Aheroine

**Name of the Vulnerable Software and Affected Versions** UPX version 3.95 **Description** The issue is caused by an integer overflow in the getElfSections function, allowing remote attackers to trigger a denial of service by causing the program to crash. This is achieved by providing a skewed offset larger than the size of the PE section in a UPX packed executable, resulting in an allocation of excessive memory. **Recommendations** For UPX version 3.95, consider updating to a newer version that addresses this issue, as the current version can lead to a denial of service due to excessive memory allocation. At the moment, there is no information about a newer version that contains a fix for this vulnerability.

**Name of the Vulnerable Software and Affected Versions** UPX version 3.95 **Description** The issue allows remote attackers to cause a denial of service, which may result in a SEGV or buffer overflow, and application crash, via a crafted UPX packed file.
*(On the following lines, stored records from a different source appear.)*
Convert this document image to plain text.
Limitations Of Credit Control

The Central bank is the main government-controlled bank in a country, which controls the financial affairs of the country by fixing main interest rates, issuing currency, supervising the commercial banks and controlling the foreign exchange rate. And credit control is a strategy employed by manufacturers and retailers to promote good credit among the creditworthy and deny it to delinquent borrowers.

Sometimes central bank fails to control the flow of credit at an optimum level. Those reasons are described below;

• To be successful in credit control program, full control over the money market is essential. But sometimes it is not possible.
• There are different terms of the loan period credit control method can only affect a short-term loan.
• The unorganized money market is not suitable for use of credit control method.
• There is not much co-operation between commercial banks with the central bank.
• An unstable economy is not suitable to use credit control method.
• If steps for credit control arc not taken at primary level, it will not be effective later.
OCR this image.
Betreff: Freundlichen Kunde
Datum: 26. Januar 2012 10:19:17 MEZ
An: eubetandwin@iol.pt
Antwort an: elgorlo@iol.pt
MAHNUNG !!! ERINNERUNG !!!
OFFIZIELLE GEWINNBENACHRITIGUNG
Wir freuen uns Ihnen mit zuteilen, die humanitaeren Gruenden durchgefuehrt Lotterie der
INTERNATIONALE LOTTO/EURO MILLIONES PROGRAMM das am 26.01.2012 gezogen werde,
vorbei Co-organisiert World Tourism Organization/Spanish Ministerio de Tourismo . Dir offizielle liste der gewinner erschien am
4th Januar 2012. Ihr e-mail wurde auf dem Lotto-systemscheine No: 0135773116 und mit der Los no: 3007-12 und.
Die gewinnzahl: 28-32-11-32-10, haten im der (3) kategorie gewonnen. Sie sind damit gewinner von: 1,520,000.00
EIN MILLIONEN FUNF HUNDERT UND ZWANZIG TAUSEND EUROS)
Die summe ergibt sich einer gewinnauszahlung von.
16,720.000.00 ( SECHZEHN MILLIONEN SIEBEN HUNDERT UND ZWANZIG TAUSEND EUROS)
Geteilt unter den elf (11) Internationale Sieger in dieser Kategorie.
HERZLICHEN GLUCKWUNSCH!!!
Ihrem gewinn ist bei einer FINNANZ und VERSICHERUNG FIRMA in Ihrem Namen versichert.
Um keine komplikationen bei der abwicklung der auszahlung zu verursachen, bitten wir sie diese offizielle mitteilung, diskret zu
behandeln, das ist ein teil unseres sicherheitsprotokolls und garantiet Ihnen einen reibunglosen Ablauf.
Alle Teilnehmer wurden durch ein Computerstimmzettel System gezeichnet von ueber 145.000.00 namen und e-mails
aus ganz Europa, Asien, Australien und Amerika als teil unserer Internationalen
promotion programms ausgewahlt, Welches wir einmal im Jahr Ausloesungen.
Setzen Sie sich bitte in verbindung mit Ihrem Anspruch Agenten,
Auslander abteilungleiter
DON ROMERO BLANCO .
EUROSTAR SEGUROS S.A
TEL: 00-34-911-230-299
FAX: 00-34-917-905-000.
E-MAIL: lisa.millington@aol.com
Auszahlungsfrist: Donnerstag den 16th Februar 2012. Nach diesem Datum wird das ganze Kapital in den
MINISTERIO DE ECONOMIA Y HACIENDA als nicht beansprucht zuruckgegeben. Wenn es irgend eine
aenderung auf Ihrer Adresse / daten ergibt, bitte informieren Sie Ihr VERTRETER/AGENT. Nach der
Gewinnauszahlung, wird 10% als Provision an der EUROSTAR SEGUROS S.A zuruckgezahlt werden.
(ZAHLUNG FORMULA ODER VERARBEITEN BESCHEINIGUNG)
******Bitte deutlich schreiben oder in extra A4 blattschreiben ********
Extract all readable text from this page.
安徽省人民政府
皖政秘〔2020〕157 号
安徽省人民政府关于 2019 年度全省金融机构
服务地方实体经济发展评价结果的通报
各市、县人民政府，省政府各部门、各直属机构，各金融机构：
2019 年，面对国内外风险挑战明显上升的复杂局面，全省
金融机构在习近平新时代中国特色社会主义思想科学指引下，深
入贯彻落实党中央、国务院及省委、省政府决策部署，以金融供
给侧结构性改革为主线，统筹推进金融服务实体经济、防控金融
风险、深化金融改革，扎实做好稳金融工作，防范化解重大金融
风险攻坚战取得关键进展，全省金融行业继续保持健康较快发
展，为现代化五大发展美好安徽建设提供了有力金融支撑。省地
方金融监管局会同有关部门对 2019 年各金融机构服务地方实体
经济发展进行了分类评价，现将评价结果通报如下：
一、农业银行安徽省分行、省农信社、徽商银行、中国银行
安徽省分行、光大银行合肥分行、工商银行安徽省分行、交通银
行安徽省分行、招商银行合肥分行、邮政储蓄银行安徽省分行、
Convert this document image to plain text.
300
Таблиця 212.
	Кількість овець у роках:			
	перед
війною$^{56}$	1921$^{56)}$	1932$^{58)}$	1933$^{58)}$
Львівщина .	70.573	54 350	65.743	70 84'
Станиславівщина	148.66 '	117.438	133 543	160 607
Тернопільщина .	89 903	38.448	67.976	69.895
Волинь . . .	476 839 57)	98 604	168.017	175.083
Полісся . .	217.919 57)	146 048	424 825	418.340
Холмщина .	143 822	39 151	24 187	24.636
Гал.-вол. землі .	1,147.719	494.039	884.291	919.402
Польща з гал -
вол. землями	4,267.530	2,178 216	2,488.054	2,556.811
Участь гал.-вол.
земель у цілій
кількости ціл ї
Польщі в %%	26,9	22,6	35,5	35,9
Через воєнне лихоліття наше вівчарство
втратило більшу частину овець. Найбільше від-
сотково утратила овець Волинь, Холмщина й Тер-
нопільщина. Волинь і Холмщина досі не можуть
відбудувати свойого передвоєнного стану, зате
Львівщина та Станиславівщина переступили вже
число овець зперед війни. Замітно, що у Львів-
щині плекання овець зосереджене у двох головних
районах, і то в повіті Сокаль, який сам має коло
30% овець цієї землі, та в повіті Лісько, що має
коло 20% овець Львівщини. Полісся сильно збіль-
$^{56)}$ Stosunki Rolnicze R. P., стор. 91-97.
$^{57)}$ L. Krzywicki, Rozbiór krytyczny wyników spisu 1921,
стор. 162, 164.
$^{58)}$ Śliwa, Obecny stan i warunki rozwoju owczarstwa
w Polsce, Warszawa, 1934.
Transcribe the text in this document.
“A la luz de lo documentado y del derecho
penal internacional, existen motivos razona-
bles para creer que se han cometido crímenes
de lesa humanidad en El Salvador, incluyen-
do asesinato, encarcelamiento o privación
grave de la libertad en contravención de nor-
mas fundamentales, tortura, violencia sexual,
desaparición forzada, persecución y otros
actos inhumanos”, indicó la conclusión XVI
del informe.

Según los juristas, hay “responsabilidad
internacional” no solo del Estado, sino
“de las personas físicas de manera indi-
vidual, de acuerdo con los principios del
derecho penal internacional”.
The `canUnpack` function in `p vmlinx.cpp` is affected. **Recommendations** For UPX version 3.95, consider avoiding the use of the `canUnpack` function in `p vmlinx.cpp` until a patch is available. As a temporary workaround, restrict the handling of crafted UPX packed files to minimize the risk of exploitation. At the moment, there is no information about a newer version that contains a fix for this issue.